Thrills, chills and spills: what keeps two daredevils safe on the slopes? World-class skills and an expert grasp of Physics

Science World, Jan 10, 2003 by Nicole Dyer

Picabo Street is one of America's greatest downhill ski racers. She barrels down snowy slopes at speeds up to 80 miles per hour clad in little more than spandex and a helmet. "Speed is in my system," says Picabo (pronounced Peek-a-boo). "I drive fast, talk fast, ski fast." Her mastery of the sport has earned her an Olympic gold medal and 11 World Cup championship titles.

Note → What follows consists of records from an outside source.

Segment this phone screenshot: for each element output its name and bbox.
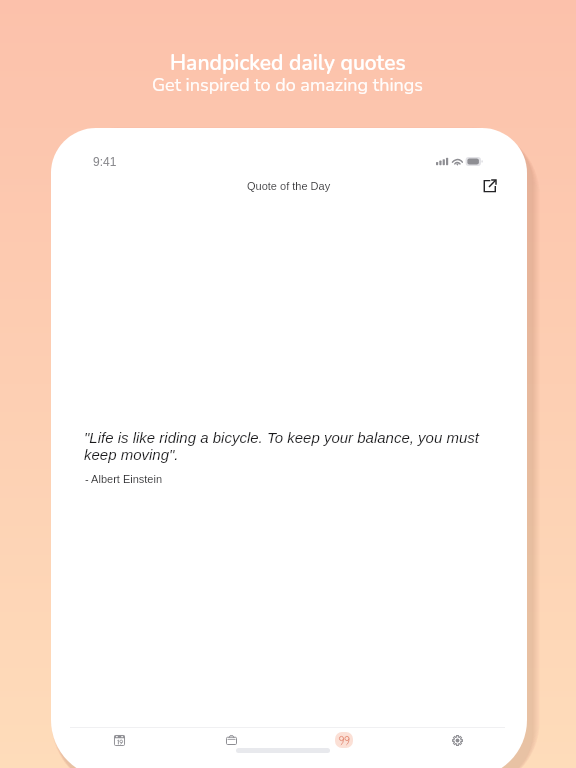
- staticText: "Life is like riding a bicycle. To keep …: [84, 429, 484, 463]
- button[interactable]: Share: [481, 178, 497, 194]
- button[interactable]: Settings: [400, 727, 513, 767]
- staticText: 9:41: [93, 155, 117, 168]
- staticText: Quote of the Day: [247, 180, 331, 192]
- staticText: - Albert Einstein: [85, 473, 163, 485]
- button[interactable]: Notes: [175, 727, 287, 767]
- button[interactable]: Quotes: [287, 727, 400, 767]
- staticText: Get inspired to do amazing things: [152, 73, 424, 98]
- staticText: Handpicked daily quotes: [170, 49, 406, 78]
- button[interactable]: Calendar: [63, 727, 175, 767]
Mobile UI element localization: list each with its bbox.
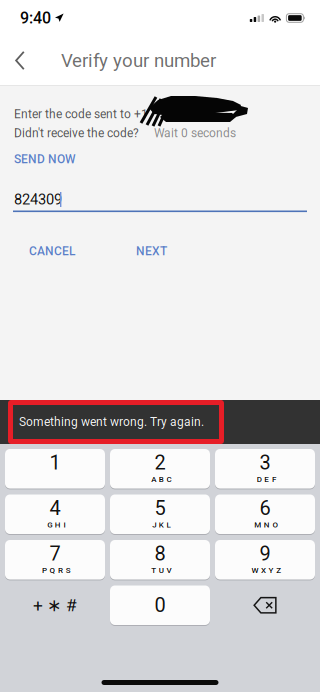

Rebel extreme skier Glen Plake doesn't compete for prizes or titles, but he may be the world's most recognized freestyle skier, thanks to gravity-defying stunts and a trademark 17-inch bleachblond Mohawk. And at age 38 his skills have never been sharper. "I'm in incredible shape," he says. "It's my new calling to let the world know you can hammer for a very long time."

Read on to learn how these two thrill seekers use physics to dominate the slopes.

IT'S ALL DOWNHILL

Any skier can race down a mountain and pick up hair-raising speed thanks to gravity, a downward force that acts on all objects. "Gravity is the hook," says physicist David Lind, author of The Physics of Skiing. "It's the main force acting on a skier." But let gravity alone do all the legwork and you may find yourself careening down a slope like a runaway train. To tame the speed of your descent--and make it to the bottom in one piece--you need to turn, or zigzag, down the slope. A quick clean turn not only keeps you in control, it's the secret to faster race times, explains Lind.

Picabo Street knows a thing or two about speedy turns. She's worked on perfecting them since age 9, when she first determined she would one day nab Olympic gold. At 17 she'd conquered nearly every North American junior ski race. And at the 1998 Winter Olympics in Nagano, Japan, Picabo's Olympic dream came to life. She rocketed her way to a gold medal in the women's Super G event, a daunting 600-meter vertical course in Which racers weave around 30 plastic gates rooted in the snow. Whoever completes the turns fastest wins the race. Picabo outperformed the competition by executing each turn at maximum speed--with zero mistakes.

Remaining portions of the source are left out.